Things are hopping at Southport Country Fair

Thu, 07/18/2019 - 7:30am

Story Location:
Southport, ME 04576
United States

    The rain arrived Wednesday morning, July 17 at Southport Country Fair.

    So did the people. You’ll need to bring a lot more than a few drops of moisture to repress this annual event.

    At Southport Town Hall, an hour into the proceedings, there were tables set out, garnished with bowls of pickles, awaiting the lunch crowd. On the menu: “Our famous” lobster roll, chicken salad roll or a hot dog, with a drink, chips and a slice of homemade cake.

    On one side of the room, Nancy Harriman and her crew of volunteers herded cookies into bags and boxes. As with so many people who make the fair go, Harriman inherited her role — in her case, from her mother, Priscilla. She’s been ensuring the smooth delivery and selling of cookies for 15 years, she estimates, making sure the baking gets done and the goods arrive in fine shape. Harriman, of Newagen, said, “I ask people to start by the middle of June” with the baking, but some are already well into it by then.

    “We fill freezers,” she said. “We fill shoeboxes.”

    They fill tummies, too. At this point, the operation pretty much runs itself, she said. Organizers don’t know how many or what kinds of cookies will show up. The baked goods just do.

    “Everybody makes what they want,” Harriman said.

    Across the hall, in the kitchen, Betty Goulette reluctantly took a break from preparing the lobster roll filling to talk about her annual participation. She’s been doing it for years, although the numbers have blurred. Asked how long she’s been a part of the fair, the Southport resident laughed and shook her head. “Too long.”
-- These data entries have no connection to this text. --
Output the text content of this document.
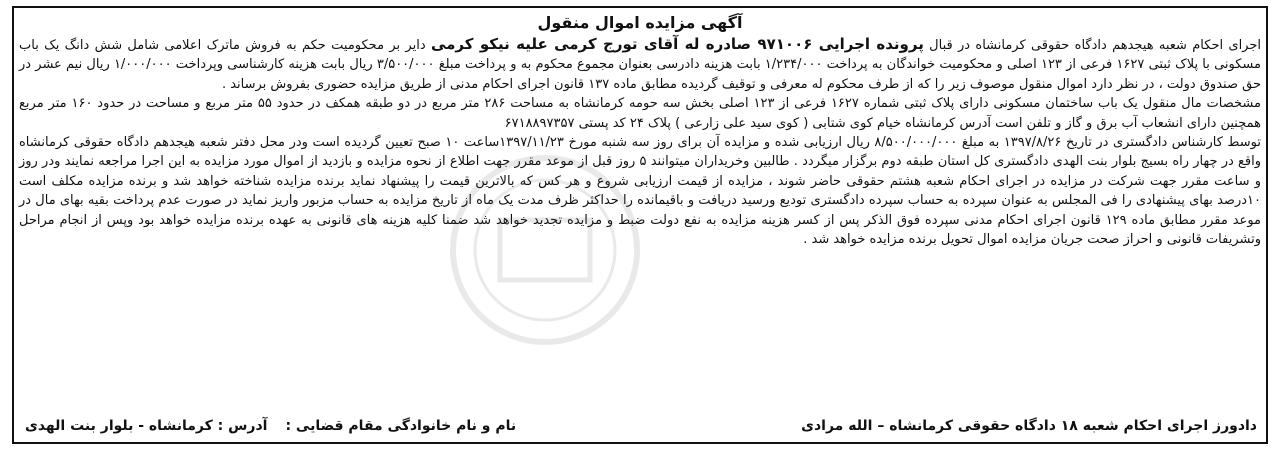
آگهی مزایده اموال منقول

اجرای احکام شعبه هیجدهم دادگاه حقوقی کرمانشاه در قبال پرونده اجرایی ۹۷۱۰۰۶ صادره له آقای تورج کرمی علیه نیکو کرمی دایر بر محکومیت حکم به فروش ماترک اعلامی شامل شش دانگ یک باب مسکونی با پلاک ثبتی ۱۶۲۷ فرعی از ۱۲۳ اصلی و محکومیت خواندگان به پرداخت ۱/۲۳۴/۰۰۰ بابت هزینه دادرسی بعنوان مجموع محکوم به و پرداخت مبلغ ۳/۵۰۰/۰۰۰ ریال بابت هزینه کارشناسی وپرداخت ۱/۰۰۰/۰۰۰ ریال نیم عشر در حق صندوق دولت ، در نظر دارد اموال منقول موصوف زیر را که از طرف محکوم له معرفی و توقیف گردیده مطابق ماده ۱۳۷ قانون اجرای احکام مدنی از طریق مزایده حضوری بفروش برساند .

مشخصات مال منقول یک باب ساختمان مسکونی دارای پلاک ثبتی شماره ۱۶۲۷ فرعی از ۱۲۳ اصلی بخش سه حومه کرمانشاه به مساحت ۲۸۶ متر مربع در دو طبقه همکف در حدود ۵۵ متر مربع و مساحت در حدود ۱۶۰ متر مربع همچنین دارای انشعاب آب برق و گاز و تلفن است آدرس کرمانشاه خیام کوی شتابی ( کوی سید علی زارعی ) پلاک ۲۴ کد پستی ۶۷۱۸۸۹۷۳۵۷

توسط کارشناس دادگستری در تاریخ ۱۳۹۷/۸/۲۶ به مبلغ ۸/۵۰۰/۰۰۰/۰۰۰ ریال ارزیابی شده و مزایده آن برای روز سه شنبه مورخ ۱۳۹۷/۱۱/۲۳ساعت ۱۰ صبح تعیین گردیده است ودر محل دفتر شعبه هیجدهم دادگاه حقوقی کرمانشاه واقع در چهار راه بسیج بلوار بنت الهدی دادگستری کل استان طبقه دوم برگزار میگردد . طالبین وخریداران میتوانند ۵ روز قبل از موعد مقرر جهت اطلاع از نحوه مزایده و بازدید از اموال مورد مزایده به این اجرا مراجعه نمایند ودر روز و ساعت مقرر جهت شرکت در مزایده در اجرای احکام شعبه هشتم حقوقی حاضر شوند ، مزایده از قیمت ارزیابی شروع و هر کس که بالاترین قیمت را پیشنهاد نماید برنده مزایده شناخته خواهد شد و برنده مزایده مکلف است ۱۰درصد بهای پیشنهادی را فی المجلس به عنوان سپرده به حساب سپرده دادگستری تودیع ورسید دریافت و باقیمانده را حداکثر ظرف مدت یک ماه از تاریخ مزایده به حساب مزبور واریز نماید در صورت عدم پرداخت بقیه بهای مال در موعد مقرر مطابق ماده ۱۲۹ قانون اجرای احکام مدنی سپرده فوق الذکر پس از کسر هزینه مزایده به نفع دولت ضبط و مزایده تجدید خواهد شد ضمنا کلیه هزینه های قانونی به عهده برنده مزایده خواهد بود وپس از انجام مراحل وتشریفات قانونی و احراز صحت جریان مزایده اموال تحویل برنده مزایده خواهد شد .

دادورز اجرای احکام شعبه ۱۸ دادگاه حقوقی کرمانشاه – الله مرادی
نام و نام خانوادگی مقام قضایی :
آدرس : کرمانشاه - بلوار بنت الهدی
    It’s a lot of work for a lot of mouths. How many? Goulette wasn’t sure. Across the way, Linda Brewer filled in some details. “More than 200 last year,” she said.

    That was enough chitchat. There were meals to prepare, people to feed. Goulette went back to work.
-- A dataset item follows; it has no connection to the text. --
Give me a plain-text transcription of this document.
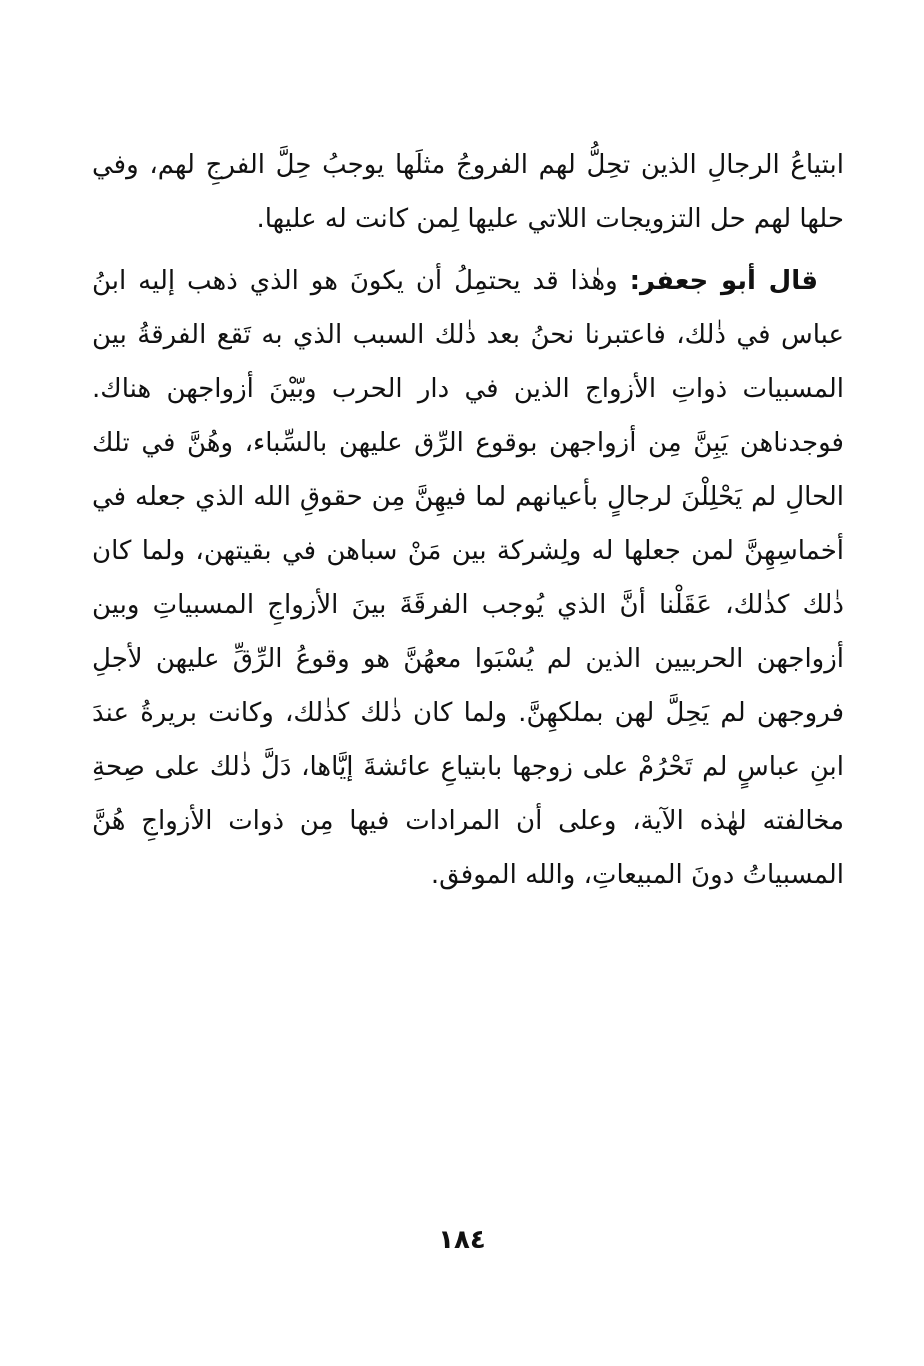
ابتياعُ الرجالِ الذين تحِلُّ لهم الفروجُ مثلَها يوجبُ حِلَّ الفرجِ لهم، وفي حلها لهم حل التزويجات اللاتي عليها لِمن كانت له عليها.

قال أبو جعفر: وهٰذا قد يحتمِلُ أن يكونَ هو الذي ذهب إليه ابنُ عباس في ذٰلك، فاعتبرنا نحنُ بعد ذٰلك السبب الذي به تَقع الفرقةُ بين المسبيات ذواتِ الأزواج الذين في دار الحرب وبّيْنَ أزواجهن هناك. فوجدناهن يَبِنَّ مِن أزواجهن بوقوع الرِّق عليهن بالسِّباء، وهُنَّ في تلك الحالِ لم يَحْلِلْنَ لرجالٍ بأعيانهم لما فيهِنَّ مِن حقوقِ الله الذي جعله في أخماسِهِنَّ لمن جعلها له ولِشركة بين مَنْ سباهن في بقيتهن، ولما كان ذٰلك كذٰلك، عَقَلْنا أنَّ الذي يُوجب الفرقَةَ بينَ الأزواجِ المسبياتِ وبين أزواجهن الحربيين الذين لم يُسْبَوا معهُنَّ هو وقوعُ الرِّقِّ عليهن لأجلِ فروجهن لم يَحِلَّ لهن بملكهِنَّ. ولما كان ذٰلك كذٰلك، وكانت بريرةُ عندَ ابنِ عباسٍ لم تَحْرُمْ على زوجها بابتياعِ عائشةَ إيَّاها، دَلَّ ذٰلك على صِحةِ مخالفته لهٰذه الآية، وعلى أن المرادات فيها مِن ذوات الأزواجِ هُنَّ المسبياتُ دونَ المبيعاتِ، والله الموفق.

١٨٤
    Brewer was in charge of cutting the cakes, laid out in pretty rows that made you want to step up and say, "OK, I’ll take one of everything."

    For the longest time, Brewer, the former town librarian, couldn’t take part in the fair. The library is open Wednesdays. Now, since her retirement in 2018, her chance has come around again.

    “A hundred years ago I used to be here,” she said. “It’s good to be back.”

    Speaking of a hundred years ago ...

    Down the road a bit, at Southport United Methodist Church, fair attendees were picking through all sorts of old and discovered treasures — “things you didn’t know you needed,” the fair had advertised — that were set out on tables and church pews: Antique dish sets, old looking glasses, nautical equipment, and books in enough varieties to satisfy the broadest-minded bibliophile.

    All in all, it was a fine day at the fair. Back at the town hall, Evelyn Sherman and Jean Thompson, who were selling plants, summed up the spirit of the thing. In Southport, it’s generational.

    “We both had mothers who slipped plants,” Thompson said.

    And so it is that they, too, slip plants. Sherman even slipped one to a fair visitor who noted he tends to unintentionally murder plants.

    “You can’t kill this, unless you over-water it," she said.

    The plant is on the windowsill now. We’ll see.